Budget & Finance

The most important aspect of planning a reunion is the budget. Your budget should include every expense you can think of, no matter how small or insignificant it may seem. Allow some extra money in the budget for unexpected expenses that you may come across. The budget will have a big impact on the location and type of reunion you will have. The person who is responsible for the budget must be strict and account for every penny spent. It is a good idea to set up a separate reunion bank account for tracking all expenses.

There is not as much planning and work involved with a one-day event, but a weekend reunion allows plenty of time to visit with everyone and bond through activities and outings. If it’s a Saturday cookout in the park, will you ask everyone to bring food to share? This is a less expensive option than having a catered meal, but sometimes part of the fun is in the cooking and interaction while preparing.

You don’t want to plan a reunion that no one can afford to attend. To determine the cost per person, divide the final cost by the number of members attending. This is the price per member. You might want to give a discount for seniors and/or small children for a family reunion example, but remember to recalculate, because doing so would alter the price per person for everyone else. Make sure you specify exactly what is and is not included in the “ticket price” or price per person when you send out invitations. It would be embarrassing if someone arrived expecting their hotel room to be covered by their “ticket price” when this was intended to be an additional cost.

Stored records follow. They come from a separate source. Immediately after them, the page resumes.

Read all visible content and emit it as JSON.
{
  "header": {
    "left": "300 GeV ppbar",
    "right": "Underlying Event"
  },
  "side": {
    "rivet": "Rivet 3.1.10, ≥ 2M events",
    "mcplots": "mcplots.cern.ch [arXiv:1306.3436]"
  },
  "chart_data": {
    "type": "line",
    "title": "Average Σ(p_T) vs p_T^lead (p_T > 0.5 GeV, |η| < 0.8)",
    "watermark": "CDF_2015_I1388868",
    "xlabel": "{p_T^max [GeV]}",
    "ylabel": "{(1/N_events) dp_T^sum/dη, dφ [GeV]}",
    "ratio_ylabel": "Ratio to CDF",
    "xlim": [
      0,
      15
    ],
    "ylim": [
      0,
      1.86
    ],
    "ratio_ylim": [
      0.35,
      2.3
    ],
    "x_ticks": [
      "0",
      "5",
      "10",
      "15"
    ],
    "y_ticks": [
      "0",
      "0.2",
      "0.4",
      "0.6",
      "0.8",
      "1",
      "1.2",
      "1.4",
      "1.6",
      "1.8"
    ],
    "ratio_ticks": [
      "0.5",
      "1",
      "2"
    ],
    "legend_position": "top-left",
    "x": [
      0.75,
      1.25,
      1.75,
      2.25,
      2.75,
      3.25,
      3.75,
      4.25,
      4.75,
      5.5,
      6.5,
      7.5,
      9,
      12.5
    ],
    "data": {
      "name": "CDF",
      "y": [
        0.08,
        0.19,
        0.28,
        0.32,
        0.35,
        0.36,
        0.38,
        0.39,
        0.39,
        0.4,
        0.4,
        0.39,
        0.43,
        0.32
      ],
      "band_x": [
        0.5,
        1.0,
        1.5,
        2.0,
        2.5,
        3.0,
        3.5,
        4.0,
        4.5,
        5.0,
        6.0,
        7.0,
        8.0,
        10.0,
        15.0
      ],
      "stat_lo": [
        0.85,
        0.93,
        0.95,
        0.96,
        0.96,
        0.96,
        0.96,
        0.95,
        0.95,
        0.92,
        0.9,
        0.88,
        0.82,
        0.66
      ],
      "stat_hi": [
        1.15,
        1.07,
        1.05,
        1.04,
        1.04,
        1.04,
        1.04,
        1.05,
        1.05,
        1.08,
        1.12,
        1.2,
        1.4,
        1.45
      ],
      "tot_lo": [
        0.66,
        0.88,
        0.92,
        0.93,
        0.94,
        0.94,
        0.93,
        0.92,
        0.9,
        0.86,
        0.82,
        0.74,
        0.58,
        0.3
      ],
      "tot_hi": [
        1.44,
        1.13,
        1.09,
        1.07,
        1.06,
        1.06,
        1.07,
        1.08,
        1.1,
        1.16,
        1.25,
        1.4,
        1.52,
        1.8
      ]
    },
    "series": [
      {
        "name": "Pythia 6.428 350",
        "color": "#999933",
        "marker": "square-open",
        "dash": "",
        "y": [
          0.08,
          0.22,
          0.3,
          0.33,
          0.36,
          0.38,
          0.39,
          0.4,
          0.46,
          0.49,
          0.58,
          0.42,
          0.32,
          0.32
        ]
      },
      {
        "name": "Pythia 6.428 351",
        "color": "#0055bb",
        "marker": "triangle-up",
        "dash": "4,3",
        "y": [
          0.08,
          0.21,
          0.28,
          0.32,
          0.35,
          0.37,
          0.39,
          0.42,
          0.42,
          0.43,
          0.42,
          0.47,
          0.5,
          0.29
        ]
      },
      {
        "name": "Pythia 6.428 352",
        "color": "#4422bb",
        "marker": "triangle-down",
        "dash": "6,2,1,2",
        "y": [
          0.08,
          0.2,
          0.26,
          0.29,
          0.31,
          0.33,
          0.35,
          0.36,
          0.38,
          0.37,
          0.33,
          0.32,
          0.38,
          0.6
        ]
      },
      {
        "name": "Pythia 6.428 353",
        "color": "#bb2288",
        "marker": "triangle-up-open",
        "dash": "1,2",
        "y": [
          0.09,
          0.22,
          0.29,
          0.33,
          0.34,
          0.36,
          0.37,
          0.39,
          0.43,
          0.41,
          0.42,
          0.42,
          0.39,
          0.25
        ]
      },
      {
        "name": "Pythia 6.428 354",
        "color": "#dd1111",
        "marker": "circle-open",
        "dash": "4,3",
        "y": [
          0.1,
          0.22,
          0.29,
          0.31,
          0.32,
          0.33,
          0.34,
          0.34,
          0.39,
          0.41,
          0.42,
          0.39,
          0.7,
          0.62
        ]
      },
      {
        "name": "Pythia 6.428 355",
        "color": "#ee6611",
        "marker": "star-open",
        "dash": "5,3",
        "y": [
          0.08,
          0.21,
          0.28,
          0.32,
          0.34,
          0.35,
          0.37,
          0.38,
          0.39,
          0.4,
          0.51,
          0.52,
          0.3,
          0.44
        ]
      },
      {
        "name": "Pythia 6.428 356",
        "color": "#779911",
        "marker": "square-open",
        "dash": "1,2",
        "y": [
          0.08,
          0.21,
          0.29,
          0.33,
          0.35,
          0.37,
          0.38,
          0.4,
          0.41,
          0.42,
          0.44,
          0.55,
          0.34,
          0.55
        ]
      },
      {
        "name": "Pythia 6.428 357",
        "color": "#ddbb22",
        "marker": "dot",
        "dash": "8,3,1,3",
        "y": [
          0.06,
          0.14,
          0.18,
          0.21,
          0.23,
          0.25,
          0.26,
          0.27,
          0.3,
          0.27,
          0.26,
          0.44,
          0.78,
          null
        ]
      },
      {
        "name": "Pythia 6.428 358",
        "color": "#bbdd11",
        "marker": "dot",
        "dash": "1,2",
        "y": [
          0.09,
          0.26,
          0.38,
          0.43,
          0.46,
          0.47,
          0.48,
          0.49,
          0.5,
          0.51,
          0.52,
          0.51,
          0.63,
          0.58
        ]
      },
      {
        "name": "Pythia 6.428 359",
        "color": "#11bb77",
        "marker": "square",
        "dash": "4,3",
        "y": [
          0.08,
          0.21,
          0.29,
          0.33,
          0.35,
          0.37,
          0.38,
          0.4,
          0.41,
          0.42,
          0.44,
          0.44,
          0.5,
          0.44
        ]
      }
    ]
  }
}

Always set a deadline sometime in advance for at least a percentage of the “ticket price.” You will need some money for advance deposits and fees to reserve different aspects of the reunion that you’ve planned. Also, if you collect some or all of the money up front, people are less likely to cancel at the last minute, leaving you with food and other amenities that you didn’t need.

To defray the costs of the reunion and keep “ticket prices” down, employ some fun ways to raise money, including having auctions and raffles. Some auction ideas could include handmade crafts, family heirlooms for a family reunion, baked goods for school reunions, or white elephant gifts. This is a fun way to get everyone together to support a good cause—your togetherness! For the raffle, sell tickets for items that many members would enjoy having or giving as a gift. Some ideas include handmade crafts for a church reunion, professionally framed family trees for a family reunion, coolers or wine totes for an alumni reunion, concert tickets for a sorority reunion, etc. Sell tickets for a few dollars each, and hold the drawing at the end of the reunion. This way, you can drum up some friendly competition and sell more tickets, earning enough to pay for the items as well as make a profit towards your other reunion expenses.

Another option for creating profit for the reunion is to sell memorabilia at the reunion. Selling slightly marked up college t-shirts, sorority tote bags, sports hats, etc. will provide members with a memento that can also be passed down through the family or group. Make sure to put the date of the reunion on the items, and create a different design for each gathering, so that your demand will stay high for these items year after year!